The 140,000 square-foot shopping center is to be built at Panzer Casern, a more rural base about five miles south of Patch.

The center would include three eateries — Popeye’s, Anthony’s and Charlie’s Steakery — as well as concessionaires, according to Lee Muslin, the Army and Air Force Exchange Service general manager for the Stuttgart area.

“It’s long overdue for the Stuttgart community,” she said.

Muslin said the shopping center will have 640 parking spaces, about twice as many as currently available for customers at two exchange stores on Patch Barracks.

While there was a groundbreaking ceremony for the shopping center Friday, construction isn’t supposed to start until the fall. The $29 million center is scheduled to open in time for the 2006 holiday shopping season, Muslin said.

Parking has long been a problem at Patch Barracks, headquarters for the U.S. European Command.

A “welcome center” was opened in February at Panzer for servicemembers who are moving into and out of the Stuttgart area, which resulted in those services being moved off of Patch.

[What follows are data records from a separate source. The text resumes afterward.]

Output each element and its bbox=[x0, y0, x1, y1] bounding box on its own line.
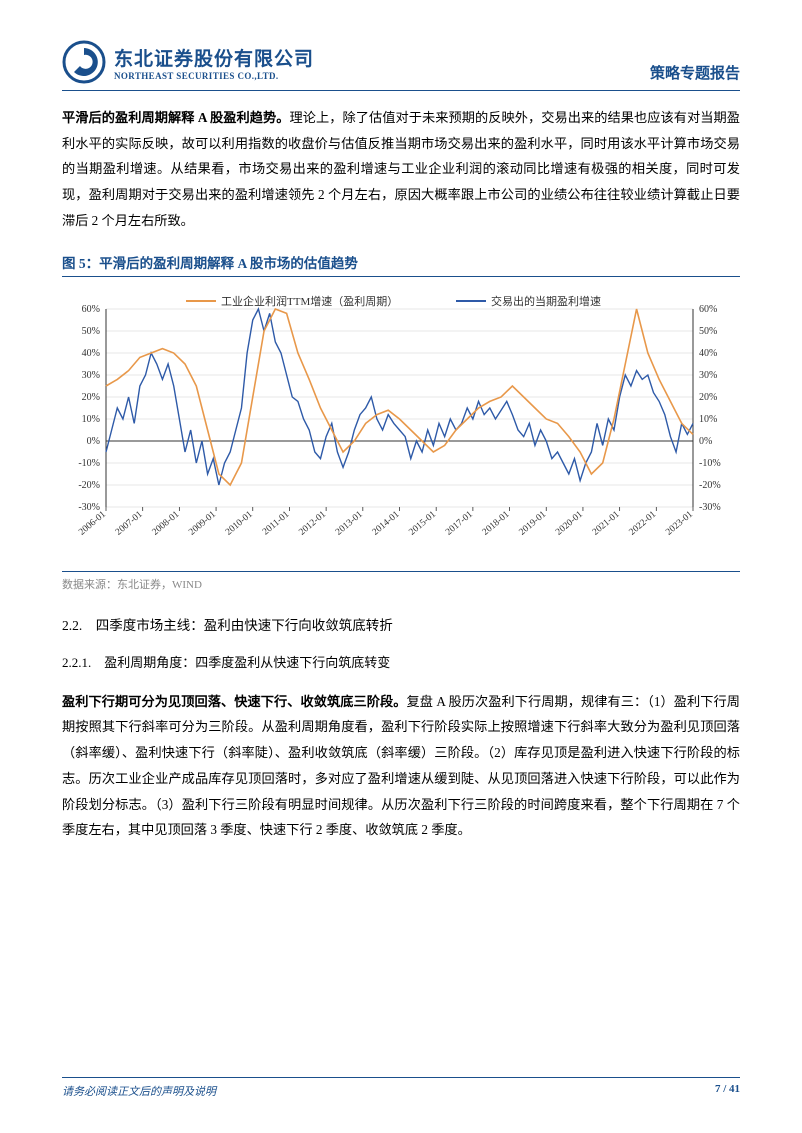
svg-text:20%: 20% bbox=[82, 392, 100, 403]
svg-text:2021-01: 2021-01 bbox=[591, 509, 622, 537]
svg-text:2022-01: 2022-01 bbox=[628, 509, 659, 537]
svg-text:-20%: -20% bbox=[699, 480, 721, 491]
svg-text:2018-01: 2018-01 bbox=[481, 509, 512, 537]
figure5-chart: -30% -30% -20% -20% -10% -10% 0% 0% 10% 10% 20% 20%… bbox=[62, 287, 740, 567]
para1-bold: 平滑后的盈利周期解释 A 股盈利趋势。 bbox=[62, 110, 290, 125]
svg-text:-30%: -30% bbox=[699, 502, 721, 513]
svg-text:2023-01: 2023-01 bbox=[664, 509, 695, 537]
svg-text:-10%: -10% bbox=[78, 458, 100, 469]
svg-text:2007-01: 2007-01 bbox=[114, 509, 145, 537]
report-type-label: 策略专题报告 bbox=[650, 62, 740, 83]
svg-text:2020-01: 2020-01 bbox=[554, 509, 585, 537]
company-logo-icon bbox=[62, 40, 106, 84]
svg-text:0%: 0% bbox=[87, 436, 100, 447]
svg-text:-20%: -20% bbox=[78, 480, 100, 491]
svg-text:2014-01: 2014-01 bbox=[371, 509, 402, 537]
page-footer: 请务必阅读正文后的声明及说明 7 / 41 bbox=[62, 1077, 740, 1099]
svg-text:50%: 50% bbox=[82, 326, 100, 337]
svg-text:-30%: -30% bbox=[78, 502, 100, 513]
footer-disclaimer: 请务必阅读正文后的声明及说明 bbox=[62, 1083, 216, 1099]
svg-text:2013-01: 2013-01 bbox=[334, 509, 365, 537]
section-2-2-1-heading: 2.2.1. 盈利周期角度：四季度盈利从快速下行向筑底转变 bbox=[62, 652, 740, 671]
para2-bold: 盈利下行期可分为见顶回落、快速下行、收敛筑底三阶段。 bbox=[62, 694, 407, 709]
svg-text:60%: 60% bbox=[699, 304, 717, 315]
svg-text:50%: 50% bbox=[699, 326, 717, 337]
svg-text:2009-01: 2009-01 bbox=[187, 509, 218, 537]
svg-text:30%: 30% bbox=[82, 370, 100, 381]
svg-text:0%: 0% bbox=[699, 436, 712, 447]
svg-text:60%: 60% bbox=[82, 304, 100, 315]
svg-text:40%: 40% bbox=[82, 348, 100, 359]
para1-rest: 理论上，除了估值对于未来预期的反映外，交易出来的结果也应该有对当期盈利水平的实际… bbox=[62, 110, 740, 228]
svg-text:2011-01: 2011-01 bbox=[261, 509, 292, 537]
svg-text:10%: 10% bbox=[699, 414, 717, 425]
svg-text:40%: 40% bbox=[699, 348, 717, 359]
company-name-en: NORTHEAST SECURITIES CO.,LTD. bbox=[114, 71, 314, 81]
svg-text:10%: 10% bbox=[82, 414, 100, 425]
paragraph-2: 盈利下行期可分为见顶回落、快速下行、收敛筑底三阶段。复盘 A 股历次盈利下行周期… bbox=[62, 689, 740, 843]
section-2-2-heading: 2.2. 四季度市场主线：盈利由快速下行向收敛筑底转折 bbox=[62, 614, 740, 634]
svg-text:交易出的当期盈利增速: 交易出的当期盈利增速 bbox=[491, 294, 601, 308]
svg-text:2010-01: 2010-01 bbox=[224, 509, 255, 537]
svg-text:2017-01: 2017-01 bbox=[444, 509, 475, 537]
svg-text:2015-01: 2015-01 bbox=[407, 509, 438, 537]
figure5-title: 图 5：平滑后的盈利周期解释 A 股市场的估值趋势 bbox=[62, 252, 740, 277]
para2-rest: 复盘 A 股历次盈利下行周期，规律有三：（1）盈利下行周期按照其下行斜率可分为三… bbox=[62, 694, 740, 838]
svg-text:工业企业利润TTM增速（盈利周期）: 工业企业利润TTM增速（盈利周期） bbox=[221, 294, 398, 308]
svg-text:20%: 20% bbox=[699, 392, 717, 403]
svg-text:2012-01: 2012-01 bbox=[297, 509, 328, 537]
logo-block: 东北证券股份有限公司 NORTHEAST SECURITIES CO.,LTD. bbox=[62, 40, 314, 84]
svg-text:-10%: -10% bbox=[699, 458, 721, 469]
svg-text:2008-01: 2008-01 bbox=[151, 509, 182, 537]
page-header: 东北证券股份有限公司 NORTHEAST SECURITIES CO.,LTD.… bbox=[62, 40, 740, 91]
footer-page-number: 7 / 41 bbox=[715, 1083, 740, 1099]
svg-text:2019-01: 2019-01 bbox=[517, 509, 548, 537]
figure5-source: 数据来源：东北证券，WIND bbox=[62, 571, 740, 592]
paragraph-1: 平滑后的盈利周期解释 A 股盈利趋势。理论上，除了估值对于未来预期的反映外，交易… bbox=[62, 105, 740, 234]
svg-text:2006-01: 2006-01 bbox=[77, 509, 108, 537]
svg-text:30%: 30% bbox=[699, 370, 717, 381]
company-name-cn: 东北证券股份有限公司 bbox=[114, 44, 314, 71]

The eventual razing of the two exchange stores on Patch also will create more parking there.

Army Sgt. Daniel Deffor, who lived for 2½ years in Stuttgart but now lives in Mannheim, said something had to be done to unclog Patch Barracks. Deffor said he would sometimes drive at Patch for 20 to 30 minutes just to find a parking spot.

“If they can take away the pressure from Patch Barracks, that’s a good thing,” Deffor said, adding that he hoped that the project wouldn’t in turn create a traffic problem at Panzer.

Like with many construction projects, some don’t like the idea of it being in their back yard or, in the case of the U.S. Marine Corps Forces Europe, in its front yard, which is currently a spacious grass field.

“I hit golf balls there into a net,” said Marine Sgt. Stuart McCall. “Once the [shopping center] is there I won’t be able to.”

Marine Master Sgt. Eric Gustafson said the Marines use the field for martial arts training and exercising, and that servicemembers’ children use the field for soccer and baseball.

“I’d rather it be somewhere else,” Gustafson said. “I like the tranquility of Panzer. It’s a nice little base.”

Joe Moscone — the chief of staff for the 6th Area Support Group, which manages facilities in Stuttgart — said that plans call for increasing shuttle-bus service to Panzer from Patch and from Stuttgart’s other two main housing installations, Kelley and Robinson barracks.

“It just makes sense for the community at large to build that shopping center, where you have room to do it right,” Moscone said. “They’ll have the facilities there and parking all around it ... and room to grow there as well.”

Robinson Barracks, located on the opposite side of the city of Stuttgart from the other bases, would retain its consolidated base exchange and commissary, Moscone said.